Ceuta se mantiene aún sumida en un profundo shock. Llegó un momento en que se perdió la perspectiva y todavía no hemos sido capaces de recuperarla. Demasiados acontecimientos superpuestos que no fuimos capaces de digerir adecuadamente. El estado de ánimo colectivo se deslizó paulatinamente hacia la más estéril desesperanza. Y decidimos dormir. El sueño es un refugio natural cuando el vértigo amenaza de muerte. Cerramos los ojos. No queríamos ver lo que sucedía a nuestro alrededor, en la creencia infantil de que agarrándonos con fuerza a la nostalgia, algún día despertaríamos de la pesadilla y todo volvería a ser como antes. Ceuta cometió el error histórico de elegir el inmovilismo como opción de vida.
Nos empeñamos en adornar con flores y ladrillos una realidad subrepticiamente decrépita que no nos atrevíamos a transformar. El PP, imbuido del espíritu del Perejil, se instituyó como la expresión política de ese sentimiento. El anacronismo convertido en categoría, principio y fin del anhelo de nuestro pueblo. Durante veinte años Ceuta ha palidecido hasta amarillear, como aquellas fotos de color sepia que se conservan en el olvido, mientras nuestro entorno, por el norte y por el sur, cobraba pujanza, vigor y color en un duro contraste que incita a la depresión.

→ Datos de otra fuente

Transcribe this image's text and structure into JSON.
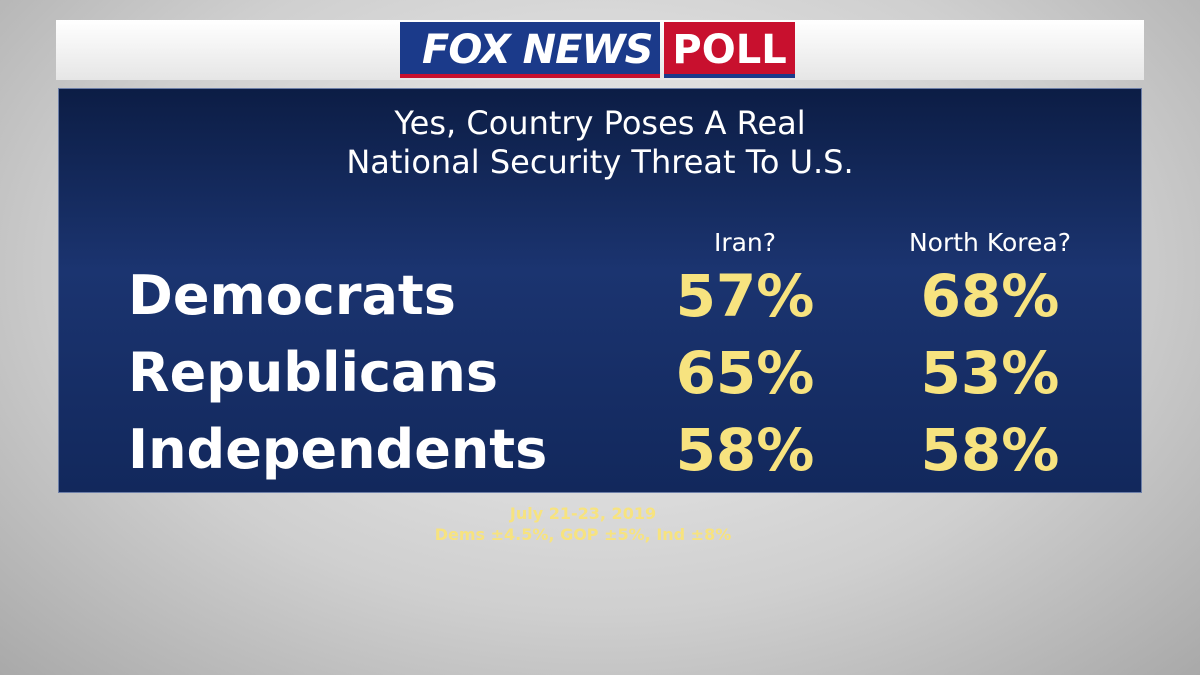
{
  "header": {
    "brand": "FOX NEWS",
    "badge": "POLL"
  },
  "title": [
    "Yes, Country Poses A Real",
    "National Security Threat To U.S."
  ],
  "table": {
    "columns": [
      "Iran?",
      "North Korea?"
    ],
    "rows": [
      [
        "Democrats",
        "57%",
        "68%"
      ],
      [
        "Republicans",
        "65%",
        "53%"
      ],
      [
        "Independents",
        "58%",
        "58%"
      ]
    ]
  },
  "footer": {
    "dates": "July 21-23, 2019",
    "margins": "Dems ±4.5%, GOP ±5%, Ind ±8%"
  }
}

Como si de un laboratorio social se tratara, la observación detenida del puerto, nos ofrece una didáctica alegoría sobre esta forma de concebir el destino de la Ciudad. Una zona privilegiada, llamada a ser clave en el desarrollo urbano y económico, que carece por completo de definición. No existe una estrategia que imprima sentido y coherencia a las decisiones que allí se van adoptando de manera improvisada, interesada u oportunista. Una parte se erige como uno de los polos comerciales más atractivos, en el que se han instalado establecimientos muy frecuentados, que coexisten con barracones colindantes, viejos y sucios, de usos variopintos cuando no vacíos, como referencia de un tiempo pasado que nadie quiere remover. Talleres, cuarteles, edificios públicos y una central térmica como colofón (en situación de evidente ilegalidad), completan un lamentable jeroglífico propio de quien no sabe lo que quiere. No corren mejor suerte otros emplazamientos del recinto portuario. Una inexplicable industria cementera comparte espacio con un edificio enorme, feo, destartalado y abandonado, y diversas concesiones incoherentes que comprenden desde Cruz Roja hasta una frutería, pasando por una gigantesca (y horripilante) carpa blanca. Los turistas que llegan en los cruceros buscando halagar los sentidos, son recibidos por dos hileras de pintorescos cobertizos decimonónicos como paradigma de la contradicción. Este es el fruto del rancio inmovilismo. La miopía como fuente de inspiración y el chanchullo como método. La pequeñez como seña de identidad. Eso sí, embadurnada de bellas flores por doquier. Nadie asume la responsabilidad de definir el modelo de puerto que Ceuta demanda en el siglo veintiuno y en las coordenadas actuales. Nadie quiere asumir las decisiones (algunas dolorosas) que deben romper con el pasado y alumbrar una nueva era.
Esta Ciudad necesita renovar su energía emocional para emprender empresas colectivas. Estamos en el momento de parafrasear a JFK, y que cada ceutí se pregunte a sí mismo, ¿qué puedo hacer por Ceuta? Con la valentía y el entusiasmo que sólo puede infundir la esperanza. La esperanza de creer en nosotros mismos. Tal y como somos. Ni mejores, ni peores. Un pueblo en construcción hermosamente extraño y difícil, con un apasionante camino por recorrer. Parece que la necesidad hace atisbar un tímido cambio. Veinte años pueden no ser nada. Ojala. Inshallah.